Species of Ion                         Equilibrium potential (mV) in squid giant axon/ mammalian neurons

     

                  K⁺                                                        -75 / -102

                  Na⁺                                                      +55 / +56

Cl-                                                       -60 / - 76          (these all depend on species of neuron, animal, etc.)

 

! Nernst potential = equilibrium potential = reversal potential (if the channel conducts just one type of ion) !

 

Q: what happens to potassium if the membrane potential is clamped to -120mV? What about -40 mV?

 

-         Sodium:    2 forces drive Na⁺ into the cell:

- concentration gradient (higher Na⁺ concentration outside than inside cell)

- the negative electrical potential difference across the membrane (outside of the cell is more positive than inside)

       à Na⁺ and K⁺ fluxes set the value of the resting potential – yet the membrane potential is not equal to either E_k or E_Na; it lies between the two.

 

3)       Action Potential

 

-         when the membrane is depolarized past threshold (-45 to -55 mV):

-         rising phase of the action potential: voltage-gated Na⁺ channels open rapidly àthe net influx of positive charge causes further depolarization, causing more voltage-gated Na⁺ channels to open, etc. (= inward Na+ current - fast)

-         At the peak of the action potential, V_m approaches E_Na (+55mV)

-         K⁺ efflux from resting channels continues throughout the depolarization

-         Falling phase: Na⁺ channels gradually close by the process of inactivation

-         Voltage-gated K⁺ channels open and cause and increase in K⁺ efflux (= outward K+ current - slow) à repolarization to resting potential

-         The continued open state of the voltage-gated K+ channels leads to the refractory period (absolute and relative) (afterhyperpolarization).

 

Q: what is the usefulness of refractory states? à prevent reverberation of action potentials between soma and dendrites

 

4)     Neurons as electrical equivalent circuits

 

-         conductors/ resistors: ion channels (and membrane)

-         batteries: concentration gradients of relevant ions

-         capacitors: membrane (stores charge)

-         V = IR    ( I= V/R   <-> I = Vg)

-         Bigger axon  à more capacitance (greater surface which can store charge)

           à less longitudinal resistance  (cf. a pipe)

           à less membrane resistance (more ion channels)

-         know circuit model of the dendrite!

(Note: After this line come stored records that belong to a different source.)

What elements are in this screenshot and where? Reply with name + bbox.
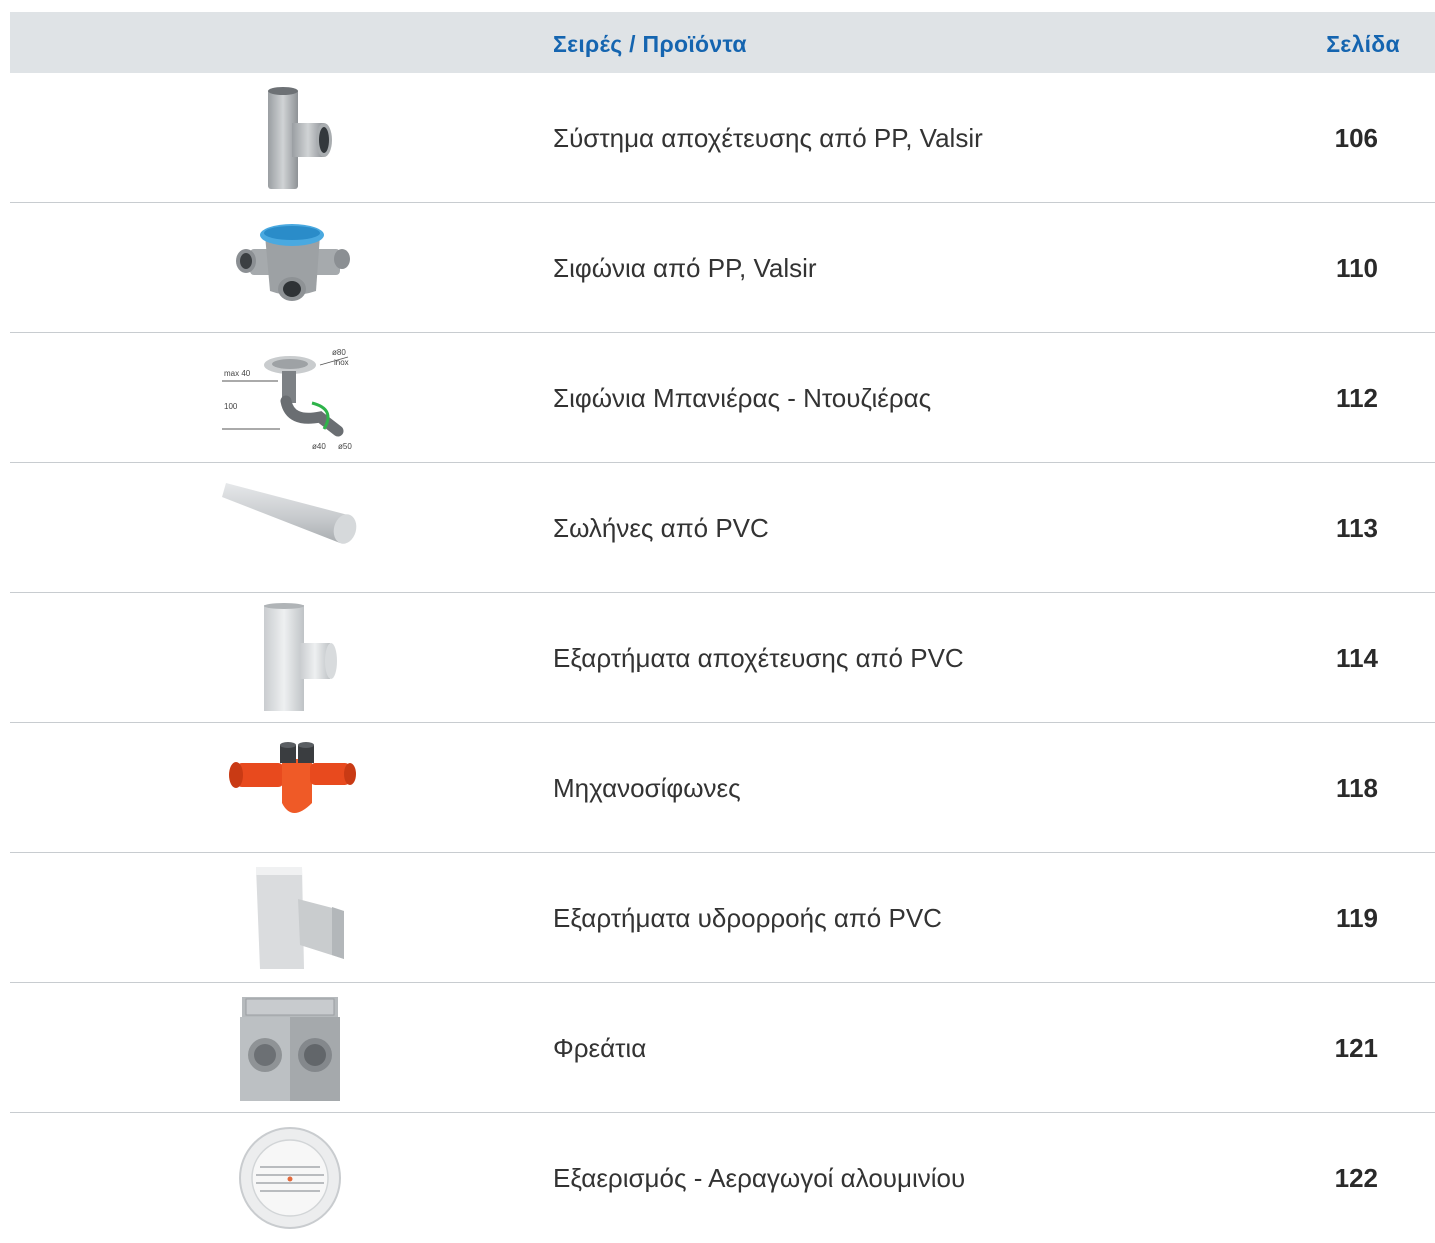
table-row: Σύστημα αποχέτευσης από PP, Valsir 106 [10, 73, 1435, 203]
shower-drain-diagram-icon: max 40 ø80 inox 100 ø40 ø50 [220, 343, 360, 453]
table-row: Εξαερισμός - Αεραγωγοί αλουμινίου 122 [10, 1113, 1435, 1243]
diagram-label: ø80 [332, 348, 346, 357]
product-index-table: Σειρές / Προϊόντα Σελίδα Σύστημα αποχέτε… [10, 12, 1435, 1243]
product-name: Σιφώνια από PP, Valsir [553, 253, 817, 283]
diagram-label: ø50 [338, 442, 352, 451]
diagram-label: ø40 [312, 442, 326, 451]
table-row: Εξαρτήματα υδρορροής από PVC 119 [10, 853, 1435, 983]
table-row: Σιφώνια από PP, Valsir 110 [10, 203, 1435, 333]
page-number: 106 [1334, 123, 1378, 153]
pvc-tee-fitting-icon [220, 603, 360, 713]
orange-trap-icon [220, 733, 360, 843]
product-name: Σιφώνια Μπανιέρας - Ντουζιέρας [553, 383, 932, 413]
series-column-header: Σειρές / Προϊόντα [553, 31, 747, 57]
ventilation-fan-icon [220, 1123, 360, 1233]
pp-tee-fitting-icon [220, 83, 360, 193]
diagram-label: max 40 [224, 369, 251, 378]
page-number: 118 [1336, 773, 1378, 803]
product-name: Σωλήνες από PVC [553, 513, 769, 543]
product-name: Εξαρτήματα αποχέτευσης από PVC [553, 643, 964, 673]
diagram-label: inox [334, 358, 349, 367]
page-number: 112 [1336, 383, 1378, 413]
page-number: 110 [1336, 253, 1378, 283]
table-row: Μηχανοσίφωνες 118 [10, 723, 1435, 853]
page-column-header: Σελίδα [1326, 31, 1400, 57]
product-name: Εξαερισμός - Αεραγωγοί αλουμινίου [553, 1163, 966, 1193]
product-name: Φρεάτια [553, 1033, 647, 1063]
pp-floor-drain-icon [220, 213, 360, 323]
product-name: Μηχανοσίφωνες [553, 773, 741, 803]
pvc-pipe-icon [220, 473, 360, 583]
page-number: 114 [1336, 643, 1378, 673]
table-header: Σειρές / Προϊόντα Σελίδα [10, 12, 1435, 73]
page-number: 119 [1336, 903, 1378, 933]
gutter-fitting-icon [220, 863, 360, 973]
table-row: Φρεάτια 121 [10, 983, 1435, 1113]
product-name: Εξαρτήματα υδρορροής από PVC [553, 903, 942, 933]
page-number: 122 [1334, 1163, 1378, 1193]
manhole-box-icon [220, 993, 360, 1103]
table-row: max 40 ø80 inox 100 ø40 ø50 Σιφώνια Μπαν… [10, 333, 1435, 463]
product-name: Σύστημα αποχέτευσης από PP, Valsir [553, 123, 983, 153]
table-row: Εξαρτήματα αποχέτευσης από PVC 114 [10, 593, 1435, 723]
diagram-label: 100 [224, 402, 238, 411]
page-number: 121 [1334, 1033, 1378, 1063]
table-row: Σωλήνες από PVC 113 [10, 463, 1435, 593]
page-number: 113 [1336, 513, 1378, 543]
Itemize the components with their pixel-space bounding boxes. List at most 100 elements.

Might need to know how to draw or label one.

-         Know graphs of voltage & current flow across resistors, capacitors, series circuit vs. parallel circuit.

 

 

5)       NMDA channels

 

-         requires both ligand-binding (glutamate – to AMPA and NMDA receptors) and voltage-gating (depolarization removes Mg⁺⁺ plug)

-         need to know how to test and induce LTP (long-term potentiation)

-         1) small pulse in presynaptic axons (which synapse onto target cell) – look at the size of the post-synaptic potential

-         2) apply tetanus to axons synapsing onto target cell

-         3) apply the initial test pulse to axons – postsynaptic response should be enhanced = LTP

 

Note: the same neurotransmitter might bind to different receptors. E.g. glutamate binds to both AMPA and NMDA channels.